Speaking at the Tudor, Pickering, Holt & Co. Global Shale Seminar in London, Fallon reaffirmed that the UK government is “absolutely committed as a government to ensuring that a shale industry here can prosper”.
Fallon also confirmed that the government would launch a new round of onshore licensing in 2014 and that the onshore industry has put a deal on the table that would see local communities collect one percent of any revenues generated by shale gas production in their areas.
“Just over three-quarters of our current energy demand is met by oil and gas. And even as we move towards lower carbon sources, 70 percent of primary energy consumed in our country will still come from oil and gas by 2020,” Fallon said.
“And as we become more reliant on gas imports, shale will be a home-grown energy source that offers – at the same time – a welcome boost for out tax revenues and can help protect us from shocks in international prices.
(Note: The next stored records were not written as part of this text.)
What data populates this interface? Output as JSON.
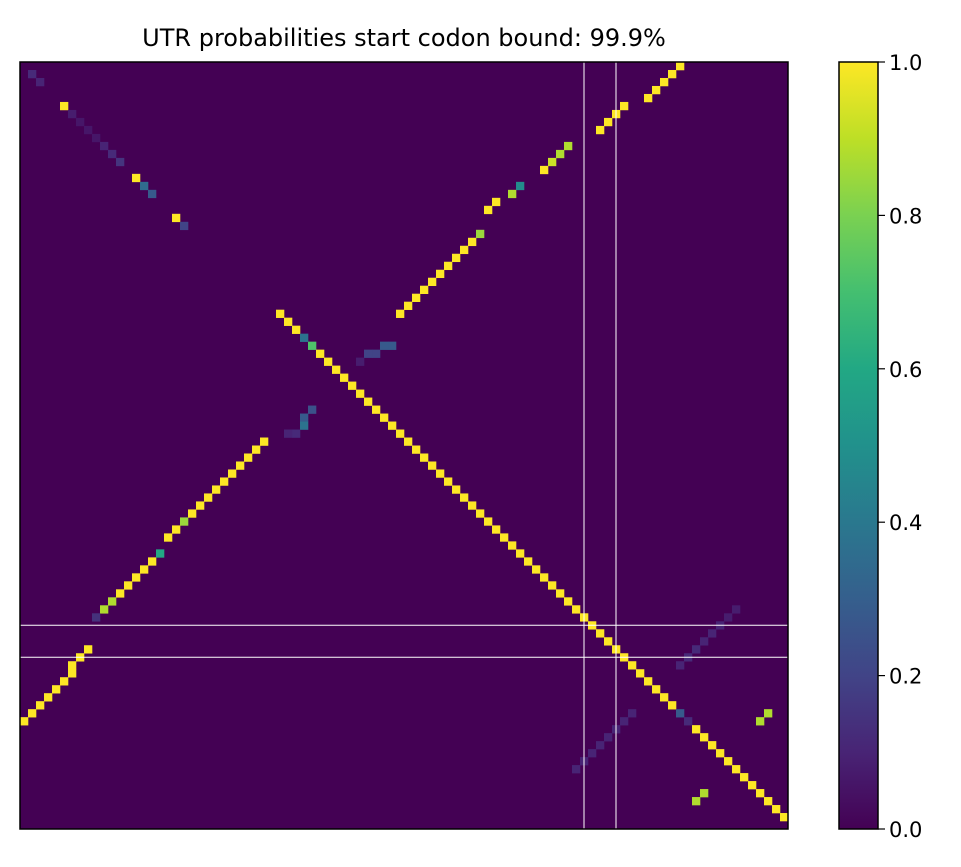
{
  "chart_data": {
    "type": "heatmap",
    "title": "UTR probabilities start codon bound: 99.9%",
    "size": 96,
    "xlabel": "",
    "ylabel": "",
    "axes_ticks_visible": false,
    "colormap": "viridis",
    "colorbar": {
      "range": [
        0.0,
        1.0
      ],
      "ticks": [
        "0.0",
        "0.2",
        "0.4",
        "0.6",
        "0.8",
        "1.0"
      ]
    },
    "background_value": 0.0,
    "guide_lines": {
      "color": "#ffffff",
      "vertical_columns": [
        70.5,
        74.5
      ],
      "horizontal_rows": [
        70.5,
        74.5
      ]
    },
    "diagonals": [
      {
        "name": "main",
        "points": [
          [
            31,
            31
          ],
          [
            95,
            95
          ]
        ],
        "value": 1.0
      },
      {
        "name": "upper-left short",
        "points": [
          [
            1,
            1
          ],
          [
            20,
            20
          ]
        ],
        "value": 0.1
      },
      {
        "name": "anti-diagonal upper",
        "points": [
          [
            47,
            30
          ],
          [
            82,
            0
          ]
        ],
        "value": 0.96
      },
      {
        "name": "anti-diagonal lower",
        "points": [
          [
            0,
            81
          ],
          [
            30,
            47
          ]
        ],
        "value": 0.96
      },
      {
        "name": "lower-right anti",
        "points": [
          [
            83,
            92
          ],
          [
            92,
            83
          ]
        ],
        "value": 0.1
      }
    ],
    "cells": [
      [
        1,
        1,
        0.12
      ],
      [
        2,
        2,
        0.1
      ],
      [
        5,
        5,
        1.0
      ],
      [
        6,
        6,
        0.08
      ],
      [
        7,
        7,
        0.06
      ],
      [
        8,
        8,
        0.06
      ],
      [
        9,
        9,
        0.06
      ],
      [
        10,
        10,
        0.1
      ],
      [
        11,
        11,
        0.12
      ],
      [
        12,
        12,
        0.15
      ],
      [
        14,
        14,
        1.0
      ],
      [
        15,
        15,
        0.35
      ],
      [
        16,
        16,
        0.28
      ],
      [
        19,
        19,
        1.0
      ],
      [
        20,
        20,
        0.2
      ],
      [
        32,
        31,
        1.0
      ],
      [
        33,
        32,
        1.0
      ],
      [
        34,
        33,
        1.0
      ],
      [
        35,
        34,
        0.38
      ],
      [
        36,
        35,
        0.72
      ],
      [
        37,
        36,
        1.0
      ],
      [
        38,
        37,
        1.0
      ],
      [
        39,
        38,
        1.0
      ],
      [
        40,
        39,
        1.0
      ],
      [
        41,
        40,
        1.0
      ],
      [
        42,
        41,
        1.0
      ],
      [
        43,
        42,
        1.0
      ],
      [
        44,
        43,
        1.0
      ],
      [
        45,
        44,
        1.0
      ],
      [
        46,
        45,
        1.0
      ],
      [
        47,
        46,
        1.0
      ],
      [
        48,
        47,
        1.0
      ],
      [
        49,
        48,
        1.0
      ],
      [
        50,
        49,
        1.0
      ],
      [
        51,
        50,
        1.0
      ],
      [
        52,
        51,
        1.0
      ],
      [
        53,
        52,
        1.0
      ],
      [
        54,
        53,
        1.0
      ],
      [
        55,
        54,
        1.0
      ],
      [
        56,
        55,
        1.0
      ],
      [
        57,
        56,
        1.0
      ],
      [
        58,
        57,
        1.0
      ],
      [
        59,
        58,
        1.0
      ],
      [
        60,
        59,
        1.0
      ],
      [
        61,
        60,
        1.0
      ],
      [
        62,
        61,
        1.0
      ],
      [
        63,
        62,
        1.0
      ],
      [
        64,
        63,
        1.0
      ],
      [
        65,
        64,
        1.0
      ],
      [
        66,
        65,
        1.0
      ],
      [
        67,
        66,
        1.0
      ],
      [
        68,
        67,
        1.0
      ],
      [
        69,
        68,
        1.0
      ],
      [
        70,
        69,
        1.0
      ],
      [
        71,
        70,
        1.0
      ],
      [
        72,
        71,
        1.0
      ],
      [
        73,
        72,
        1.0
      ],
      [
        74,
        73,
        1.0
      ],
      [
        75,
        74,
        1.0
      ],
      [
        76,
        75,
        1.0
      ],
      [
        77,
        76,
        1.0
      ],
      [
        78,
        77,
        1.0
      ],
      [
        79,
        78,
        1.0
      ],
      [
        80,
        79,
        1.0
      ],
      [
        81,
        80,
        1.0
      ],
      [
        82,
        81,
        0.28
      ],
      [
        83,
        82,
        0.12
      ],
      [
        84,
        83,
        1.0
      ],
      [
        85,
        84,
        1.0
      ],
      [
        86,
        85,
        1.0
      ],
      [
        87,
        86,
        1.0
      ],
      [
        88,
        87,
        1.0
      ],
      [
        89,
        88,
        1.0
      ],
      [
        90,
        89,
        1.0
      ],
      [
        91,
        90,
        1.0
      ],
      [
        92,
        91,
        1.0
      ],
      [
        93,
        92,
        1.0
      ],
      [
        94,
        93,
        1.0
      ],
      [
        95,
        94,
        1.0
      ],
      [
        82,
        0,
        1.0
      ],
      [
        81,
        1,
        1.0
      ],
      [
        80,
        2,
        1.0
      ],
      [
        79,
        3,
        1.0
      ],
      [
        78,
        4,
        1.0
      ],
      [
        75,
        5,
        1.0
      ],
      [
        74,
        6,
        1.0
      ],
      [
        73,
        7,
        1.0
      ],
      [
        72,
        8,
        1.0
      ],
      [
        68,
        10,
        0.88
      ],
      [
        67,
        11,
        0.88
      ],
      [
        66,
        12,
        0.92
      ],
      [
        65,
        13,
        1.0
      ],
      [
        62,
        15,
        0.48
      ],
      [
        61,
        16,
        0.88
      ],
      [
        59,
        17,
        1.0
      ],
      [
        58,
        18,
        1.0
      ],
      [
        57,
        21,
        0.85
      ],
      [
        56,
        22,
        1.0
      ],
      [
        55,
        23,
        1.0
      ],
      [
        54,
        24,
        1.0
      ],
      [
        53,
        25,
        1.0
      ],
      [
        52,
        26,
        1.0
      ],
      [
        51,
        27,
        1.0
      ],
      [
        50,
        28,
        1.0
      ],
      [
        49,
        29,
        1.0
      ],
      [
        48,
        30,
        1.0
      ],
      [
        47,
        31,
        1.0
      ],
      [
        46,
        35,
        0.28
      ],
      [
        45,
        35,
        0.28
      ],
      [
        44,
        36,
        0.2
      ],
      [
        43,
        36,
        0.2
      ],
      [
        42,
        37,
        0.08
      ],
      [
        36,
        43,
        0.25
      ],
      [
        35,
        44,
        0.28
      ],
      [
        35,
        45,
        0.38
      ],
      [
        34,
        46,
        0.12
      ],
      [
        33,
        46,
        0.1
      ],
      [
        30,
        47,
        1.0
      ],
      [
        29,
        48,
        1.0
      ],
      [
        28,
        49,
        1.0
      ],
      [
        27,
        50,
        1.0
      ],
      [
        26,
        51,
        1.0
      ],
      [
        25,
        52,
        1.0
      ],
      [
        24,
        53,
        1.0
      ],
      [
        23,
        54,
        1.0
      ],
      [
        22,
        55,
        1.0
      ],
      [
        21,
        56,
        1.0
      ],
      [
        20,
        57,
        0.85
      ],
      [
        19,
        58,
        1.0
      ],
      [
        18,
        59,
        1.0
      ],
      [
        16,
        62,
        1.0
      ],
      [
        15,
        63,
        1.0
      ],
      [
        16,
        62,
        1.0
      ],
      [
        17,
        61,
        0.6
      ],
      [
        15,
        63,
        1.0
      ],
      [
        14,
        64,
        1.0
      ],
      [
        13,
        65,
        1.0
      ],
      [
        12,
        66,
        1.0
      ],
      [
        11,
        67,
        0.88
      ],
      [
        10,
        68,
        0.88
      ],
      [
        9,
        69,
        0.14
      ],
      [
        8,
        73,
        1.0
      ],
      [
        7,
        74,
        1.0
      ],
      [
        6,
        75,
        1.0
      ],
      [
        6,
        76,
        1.0
      ],
      [
        5,
        77,
        1.0
      ],
      [
        4,
        78,
        1.0
      ],
      [
        3,
        79,
        1.0
      ],
      [
        2,
        80,
        1.0
      ],
      [
        1,
        81,
        1.0
      ],
      [
        0,
        82,
        1.0
      ],
      [
        84,
        92,
        0.88
      ],
      [
        85,
        91,
        0.88
      ],
      [
        85,
        91,
        0.88
      ],
      [
        84,
        92,
        0.88
      ],
      [
        93,
        81,
        0.88
      ],
      [
        92,
        82,
        0.88
      ],
      [
        89,
        68,
        0.08
      ],
      [
        88,
        69,
        0.08
      ],
      [
        87,
        70,
        0.1
      ],
      [
        86,
        71,
        0.1
      ],
      [
        85,
        72,
        0.1
      ],
      [
        84,
        73,
        0.12
      ],
      [
        83,
        74,
        0.12
      ],
      [
        82,
        75,
        0.1
      ],
      [
        76,
        81,
        0.1
      ],
      [
        75,
        82,
        0.1
      ],
      [
        74,
        83,
        0.1
      ],
      [
        73,
        84,
        0.1
      ],
      [
        72,
        85,
        0.1
      ],
      [
        71,
        86,
        0.1
      ],
      [
        70,
        87,
        0.1
      ],
      [
        69,
        88,
        0.1
      ]
    ]
  }
}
We’ve learned in the North Sea that for every billion pounds spent on oil and gas production on the continental shelf around 15,000 to 20,000 jobs are created. The oil and gas industry we have at the moment supports at least 440,000 jobs right across this country. And that shows just how important oil and gas is to our economy and that importance is going to remain even as we move to a lower carbon economy.”
Fallon noted that an appropriate regime of tax incentives will be necessary for a shale gas industry to prosper in the UK.
“It is for industry to determine how much of our resources are actually recoverable. But to lock the significant investment that is required to do that we have to put the right fiscal framework in place. Over the summer we consulted on a shale gas pad allowance that would reduce the tax rate for companies on a portion of their profits from 62 percent down to 30 percent. That would work in a similar way to our existing very successful field allowances for offshore oil and gas. And the Chancellor will be giving more details… when he makes his Autumn Statement in a few weeks’ time,” Fallon said.